К нему тотчас подошли.

– Он в себе, – сказал лекарь.

– Я в него попал, – превозмогая боль, процедил сквозь зубы Лазорев.

– Чересчур хорошо попал! – сказал великолепный сановник, и Лазорев узнал Богдана Матвеевича Хитрово.

Хитрово поднес ему чашу, и Лазорев, чувствуя испепеляющую жажду, жадно выпил. То было вино.

– Что случилось промеж тобой и немцами? – спросил Хитрово.

– Он чужой? – спросил в свою очередь Лазорев.

– Ты по порядку все расскажи. – Не замечая вопроса, Хитрово подал вторую чашу.

– Он чужой? – в ярости закричал Лазорев.

– Чужой, – ответил Хитрово.

Лазорев чуть не заснул: такое спокойствие вдруг нашло на него. Рассказывал, вздремывая, а рассказав, встрепенулся:

– Ноги-то у меня целы?

– Целы! – засмеялся Богдан Матвеевич. – Вот будет ли на чем сидеть? Обе ягодицы тебе разворотило.

– Я знал, что в спину выстрелят. – Лазореву стало холодно от мурашек. – Рихтета поймали?

Хитрово помолчал, но сказал правду:

– Не поймали. Ушли и двадцать рейтар за собой увели.

– А что с поручиком?

– Да что? Убил ты его.

– Надо отменить завтрашний приступ.

– Проку мало. Завтра не пойдем – они нас будут ждать послезавтра.

В ночь на 12 сентября Афанасий Лаврентьевич Ордин-Нащокин был поднят задыхающимися от торопливости ударами сполошного ясака.

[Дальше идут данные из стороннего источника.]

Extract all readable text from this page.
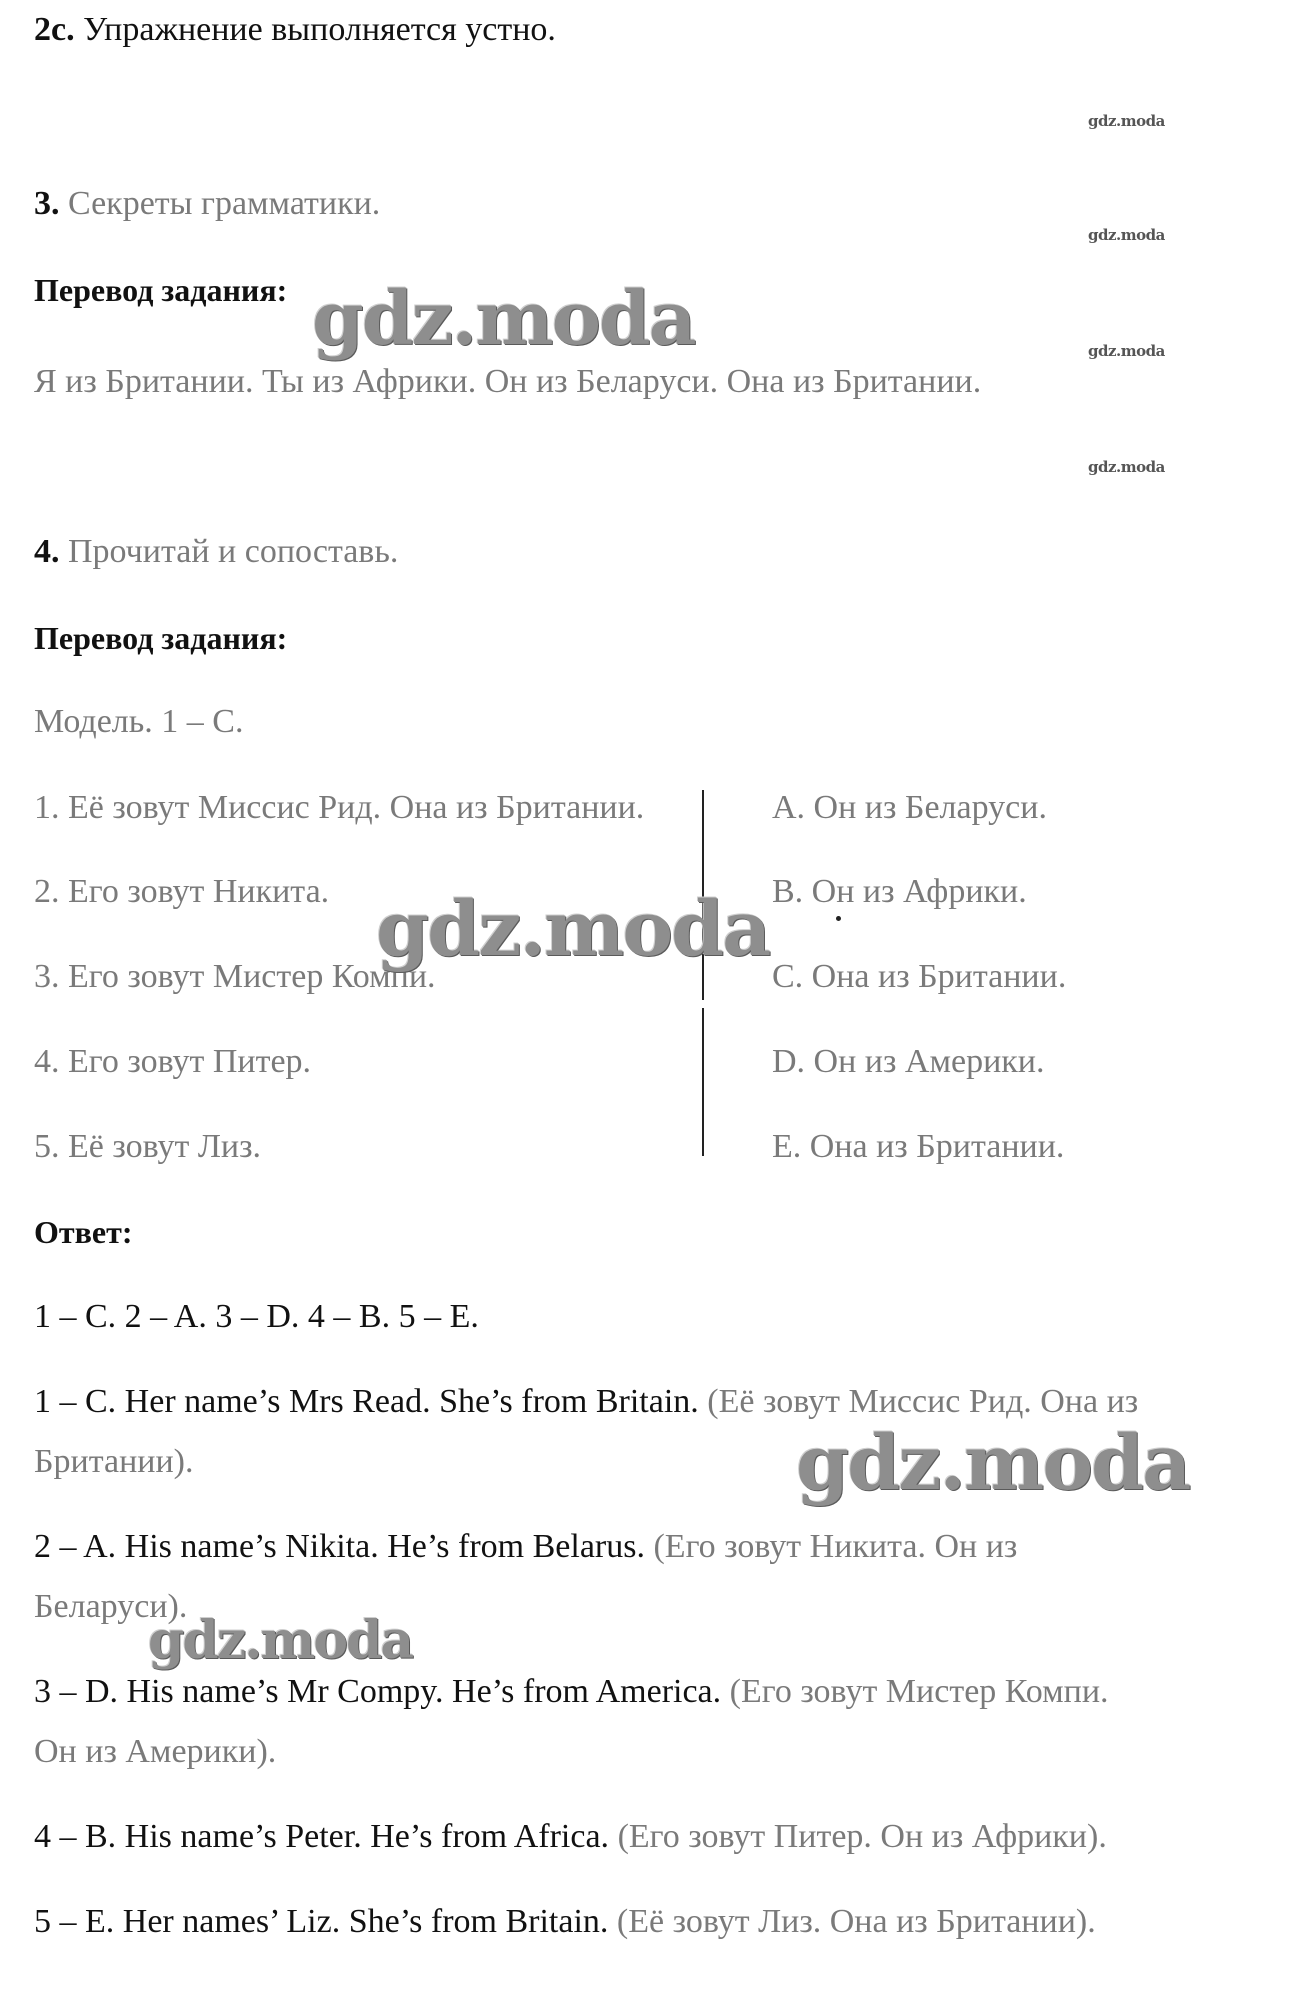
2c. Упражнение выполняется устно.
gdz.moda
gdz.moda
gdz.moda
gdz.moda
3. Секреты грамматики.
Перевод задания: gdz.moda
Я из Британии. Ты из Африки. Он из Беларуси. Она из Британии.
4. Прочитай и сопоставь.
Перевод задания:
Модель. 1 – С.
1. Её зовут Миссис Рид. Она из Британии.
2. Его зовут Никита.
3. Его зовут Мистер Компи.
4. Его зовут Питер.
5. Её зовут Лиз.
A. Он из Беларуси.
B. Он из Африки.
C. Она из Британии.
D. Он из Америки.
E. Она из Британии.
gdz.moda
Ответ:
1 – C. 2 – A. 3 – D. 4 – B. 5 – E.
1 – C. Her name’s Mrs Read. She’s from Britain. (Её зовут Миссис Рид. Она из
Британии).	gdz.moda
2 – A. His name’s Nikita. He’s from Belarus. (Его зовут Никита. Он из
Беларуси).
gdz.moda
3 – D. His name’s Mr Compy. He’s from America. (Его зовут Мистер Компи.
Он из Америки).
4 – B. His name’s Peter. He’s from Africa. (Его зовут Питер. Он из Африки).
5 – E. Her names’ Liz. She’s from Britain. (Её зовут Лиз. Она из Британии).
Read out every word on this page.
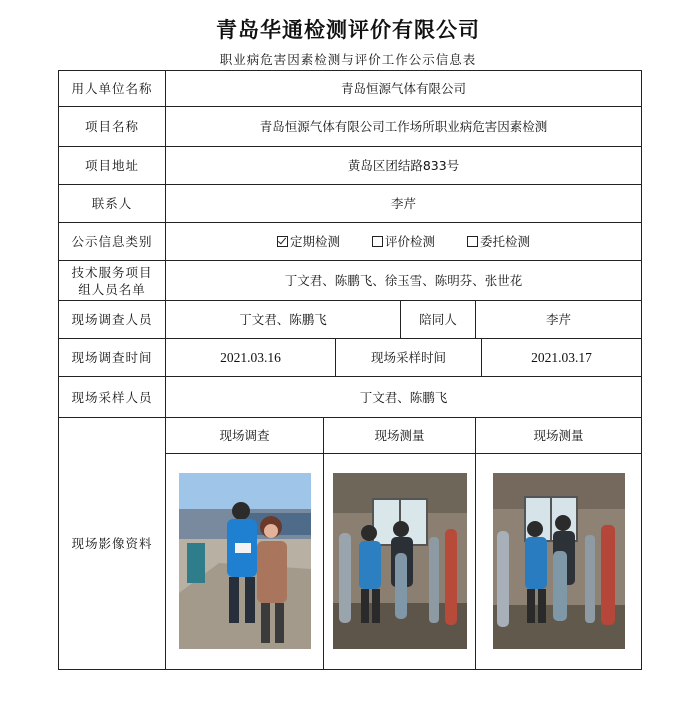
青岛华通检测评价有限公司
职业病危害因素检测与评价工作公示信息表
用人单位名称	青岛恒源气体有限公司					
项目名称	青岛恒源气体有限公司工作场所职业病危害因素检测					
项目地址	黄岛区团结路833号					
联系人	李芹					
公示信息类别	定期检测
评价检测
委托检测					

技术服务项目组人员名单	丁文君、陈鹏飞、徐玉雪、陈明芬、张世花					
现场调查人员	丁文君、陈鹏飞			陪同人	李芹	
现场调查时间	2021.03.16		现场采样时间			2021.03.17
现场采样人员	丁文君、陈鹏飞					
现场影像资料	现场调查	现场测量			现场测量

Выскочил из шатра, наткнулся на охрану; никто не знал, откуда напали, много ли нападающих. Уползали во тьму, затаиваясь в канавах и в кустарнике, не самые смелые. Смелые палили из ружей куда Бог послал. Только с рассветом страх наконец отпрянул от людей. Врага не сыскали, перевязали раненых – сами и перестрелялись, вернулись бежавшие.

Пока в лагере Ордина-Нащокина искали виновников переполоха, войска князя Черкасского и Хитрово ходили на приступ и были отогнаны от стен точной и густой пальбой пушек.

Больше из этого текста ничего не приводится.